Beberapa perusahaan perekrut lulusan universitas, seperti Aviva, Standard Chartered dan Ernst & Young saat ini sudah menggunakan “wawancara berbasis kekuatan” pada setiap proses rekrutmen. Beberapa perusahaan besar lainnya juga sudah mulai mengikuti jejak mereka, seperti Royal Mail, BAE Systems, dan Unilever.
Kompetensi adalah perilaku yang dibutuhkan oleh sebuah organisasi. Wawancara berbasis kompetensi selama ini menjadi cara yang paling banyak dan paling lama digunakan dalam proses rekrutmen lulusan Universitas. Kompetensi dapat diartikan sebagai “hal-hal yang kamu DAPAT lalukan”, sedangkan kekuatan adalah “hal-hal produktif yang kamu SUKA mengerjakannya”
Profesor Alex Linley dari Capp www.cappeu.org mendefinisikan kekuatan sebagai:
“sebuah kapasitas yang sudah ada dalam diri yang berhubungan dengan perilaku, pikiran ataupun perasaan yang otentik yang menimbulkan semangat serta mengoptimalkan fungsi, pembinaan, serta kemampuan diri”

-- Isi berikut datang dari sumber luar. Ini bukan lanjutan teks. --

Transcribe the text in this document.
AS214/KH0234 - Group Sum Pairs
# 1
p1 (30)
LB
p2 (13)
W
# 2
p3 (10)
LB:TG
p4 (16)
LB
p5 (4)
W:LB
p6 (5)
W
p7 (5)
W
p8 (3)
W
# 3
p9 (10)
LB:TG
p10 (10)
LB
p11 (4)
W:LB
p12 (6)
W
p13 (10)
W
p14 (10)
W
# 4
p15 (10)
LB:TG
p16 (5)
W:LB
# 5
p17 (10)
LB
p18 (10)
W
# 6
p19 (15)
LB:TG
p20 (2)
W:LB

Ketika seorang kandidat menggunakan kekuatannya, ia akan menunjukkan ‘flow’:
Kekuatan membuat anda melakukan lebih banyak hal dimana anda unggul dan bukan hanya pada hal yang anda dapat lakukan. Teori yang melatar-belakangi wawancara berbasis kekuatan adalah positive psychology: setiap orang memiliki kekuatan unik ketika mereka dilahirkan namun sayangnya hanya sedikit orang yang mengetahui kekuatannya. Dengan mengetahui kekuatan dan menyesuaikannya dengan peran yang dijalani, anda akan semakin menikmati proses dan hasil yang lebih baik daripada orang lain yang harus berusaha lebih keras untuk menjalani peran tersebut.
Anda dapat mengetahui kekuatan anda dengan bertanya kepada diri sendiri mengenai hal-hal sebagai berikut:
Manfaat bagi organisasi
“testimoni dari para pelamar kerja yang menjalani wawancara berbasis kekuatan sangat positif – mereka merasa lebih mampu menunjukkan siapa diri mereka sebagai manusia seutuhnya dan bukan hanya menjawab pertanyaan berbasis kompetensi yang tidak banyak bercerita tentang diri mereka dan tidak banyak melibatkan mereka dalam proses wawancara”. Simon Reichwald (Graduate Success and Bright Futures)
Kelemahan
Membutuhkan waktu lebih banyak untuk menemukan kekuatan melalui focus groups serta untuk melatih para manajer.
Ernst & Young
E&Y menerima sekitar 16.000 pelamar setiap tahunnya untuk memasuki program training bagi lulusan universitas dimana berarti akan ada sekitar 600 pertemuan wawancara. E&Y sekarang meninggalkan proses rekrutmen tradisional yang berbasis kompetensi karena sudah begitu banyak calon karyawan yang mengetahui rahasia dapur sistem seperti ini, banyak jawaban dan isian pengalaman dapat dilatih dan direkayasa.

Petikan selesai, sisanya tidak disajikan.